One day, one of them got a bright idea.  We worked out of an office in a building downtown.  Every day we walked through long hallways past wooden doors and frosted glass windows housing offices of every sort.  Next door to ours was an attorney.  The letters on his door announced, "Richard Voss, Attorney at Law."  One afternoon, however, walking by his office door, one of the closers pointed as if astonished.  The letters had been rearranged to say, "Richard Vay, Rotten Ass."

When the shit hit the fan over that one, he apparently blamed it on us.  We were never allowed back into the building again.  

After a couple of months, the closers were headed back to Boston.  They asked Tommy, Steve, and the other kid from the trailer park, Donnie, if they wanted to go back with them and work.  They didn't ask me.  I never sold that many magazine subscriptions.  Where the others might get four or five closings a night, I usually felt good if I got two.  One of my last deals was to sell my parents.  For the next couple years, we got Life and Look magazines ever week.  

When they closed up shop, Tommy and Donnie left with them, but that didn't last long.  By the end of the month, they were back.  

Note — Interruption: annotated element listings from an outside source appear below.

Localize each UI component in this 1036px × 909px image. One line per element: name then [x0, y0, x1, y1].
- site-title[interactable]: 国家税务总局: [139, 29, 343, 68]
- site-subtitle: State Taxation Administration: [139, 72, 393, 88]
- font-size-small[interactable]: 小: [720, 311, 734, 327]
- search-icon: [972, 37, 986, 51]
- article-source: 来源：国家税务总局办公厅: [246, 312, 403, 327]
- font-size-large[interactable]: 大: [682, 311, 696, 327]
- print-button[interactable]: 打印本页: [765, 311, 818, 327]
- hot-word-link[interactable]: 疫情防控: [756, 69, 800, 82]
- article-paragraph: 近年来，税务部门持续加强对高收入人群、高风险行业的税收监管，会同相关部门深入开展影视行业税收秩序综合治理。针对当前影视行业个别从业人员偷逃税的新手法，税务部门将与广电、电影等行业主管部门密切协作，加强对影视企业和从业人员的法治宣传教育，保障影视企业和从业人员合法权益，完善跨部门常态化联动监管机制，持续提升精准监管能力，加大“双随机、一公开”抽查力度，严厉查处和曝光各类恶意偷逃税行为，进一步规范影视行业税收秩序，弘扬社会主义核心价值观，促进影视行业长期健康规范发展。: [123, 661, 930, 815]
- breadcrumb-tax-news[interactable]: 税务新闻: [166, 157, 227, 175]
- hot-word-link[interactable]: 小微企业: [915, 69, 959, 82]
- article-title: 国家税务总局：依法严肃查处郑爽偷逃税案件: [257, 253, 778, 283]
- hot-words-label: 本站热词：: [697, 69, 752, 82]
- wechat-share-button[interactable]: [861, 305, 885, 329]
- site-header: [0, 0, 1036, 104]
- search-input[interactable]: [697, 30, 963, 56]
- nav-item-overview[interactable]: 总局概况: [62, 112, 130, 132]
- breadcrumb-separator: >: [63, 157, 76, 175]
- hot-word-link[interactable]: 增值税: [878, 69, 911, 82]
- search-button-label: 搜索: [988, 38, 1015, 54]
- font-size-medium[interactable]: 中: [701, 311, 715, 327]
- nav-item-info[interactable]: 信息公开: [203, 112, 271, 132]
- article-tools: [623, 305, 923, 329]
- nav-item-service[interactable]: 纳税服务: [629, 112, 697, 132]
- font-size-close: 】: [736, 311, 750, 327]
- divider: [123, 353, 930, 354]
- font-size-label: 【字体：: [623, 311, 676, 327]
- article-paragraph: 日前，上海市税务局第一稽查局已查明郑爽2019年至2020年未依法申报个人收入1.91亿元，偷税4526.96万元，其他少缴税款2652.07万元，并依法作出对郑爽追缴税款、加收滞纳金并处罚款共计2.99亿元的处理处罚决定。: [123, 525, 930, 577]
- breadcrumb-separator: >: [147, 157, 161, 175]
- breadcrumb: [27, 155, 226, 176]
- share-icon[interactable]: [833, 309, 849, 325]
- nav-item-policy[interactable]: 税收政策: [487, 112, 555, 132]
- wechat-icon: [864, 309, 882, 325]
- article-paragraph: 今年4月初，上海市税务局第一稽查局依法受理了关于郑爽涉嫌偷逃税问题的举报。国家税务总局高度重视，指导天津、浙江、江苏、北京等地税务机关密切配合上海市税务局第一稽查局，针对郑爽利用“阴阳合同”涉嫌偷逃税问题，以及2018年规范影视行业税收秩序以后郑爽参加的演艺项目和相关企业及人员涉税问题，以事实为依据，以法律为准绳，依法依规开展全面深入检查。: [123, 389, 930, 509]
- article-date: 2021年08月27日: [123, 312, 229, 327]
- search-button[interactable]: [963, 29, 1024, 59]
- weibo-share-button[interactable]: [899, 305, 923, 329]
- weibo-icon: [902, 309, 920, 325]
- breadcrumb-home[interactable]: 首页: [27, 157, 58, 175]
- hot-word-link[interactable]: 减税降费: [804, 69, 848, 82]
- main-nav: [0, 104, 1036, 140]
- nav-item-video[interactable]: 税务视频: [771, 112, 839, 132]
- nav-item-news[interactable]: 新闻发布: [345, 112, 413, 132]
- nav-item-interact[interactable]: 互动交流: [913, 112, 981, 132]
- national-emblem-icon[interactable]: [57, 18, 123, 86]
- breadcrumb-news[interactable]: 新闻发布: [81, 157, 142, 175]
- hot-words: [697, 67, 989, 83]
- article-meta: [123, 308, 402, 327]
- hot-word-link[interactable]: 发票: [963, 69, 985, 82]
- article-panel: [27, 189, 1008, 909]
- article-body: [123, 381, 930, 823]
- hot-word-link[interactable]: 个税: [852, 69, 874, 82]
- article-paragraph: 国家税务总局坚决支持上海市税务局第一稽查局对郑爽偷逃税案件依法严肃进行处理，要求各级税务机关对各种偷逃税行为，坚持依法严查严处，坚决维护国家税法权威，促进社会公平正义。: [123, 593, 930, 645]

Emily kept writing, but the frequency of letters was diminishing greatly.  She still loved me, but she had made friends.  She wrote me about their adventures.  There were boys, but I shouldn't worry, she said, because she only loved me.  There were no more phone calls since she had been caught charging them to other people's telephone numbers.  Her parents had to pay an enormous bill.  

School dragged on, but that year was marked by frequent bomb threats.  Every week or so, someone would call in and say there was a bomb in the school and we would all have to leave until the police had searched for it.  Some days, they simply sent us home.  It was quite the trick.  

One day, I was walking home with one of Wayne's old girlfriends.  She was pretty-ish, but rough.  She lived alone with her divorced mother and, according to Wayne, "put out."  It began to rain and her house was not far from the school, so we ran there for shelter.  

"You want to come in?" she asked.  Her mother was at work.  We had the house to ourselves.  I don't know how it happened, but we were soon lying on her bed, kissing.  I had no idea what I was doing, really, but Wayne said she was fast and I was curious.  The house was silent.  I heard the ticking of a distant clock, the creaking of the bed, but everything seemed to be coming from far away.  I was disembodied.  The room was swirling.  She put my hand between her leg. I was scared and didn't know what to do.  A patch of gnarly hair.  A soft opening.  It was terrifying.  I wanted to go home.  

"What was that?" I said, jumping up, listening intently.  "I think your mother is home." 

She wasn't, of course, but the spell was broken.  The rain had stopped. 

"I better go before your mom gets here," I said even though it was early afternoon.  I think she smirked as I beat it out the door.  

Back in the open air, I was both embarrassed and relieved.  I just wanted to go home.  I wanted to watch t.v. and look at magazines.  I could feel God looking down on me.  I was a sinner.  

"But I didn't do it," I pleaded.  

The world, I thought, not for the first or last time, was a strange and dangerous place.  My teenage desires conflicted with everything I had been taught, all the pleas to be good and avoid temptation, love God, work hard. . . all of the scriptures.  

More and more, I simply wanted to be alone.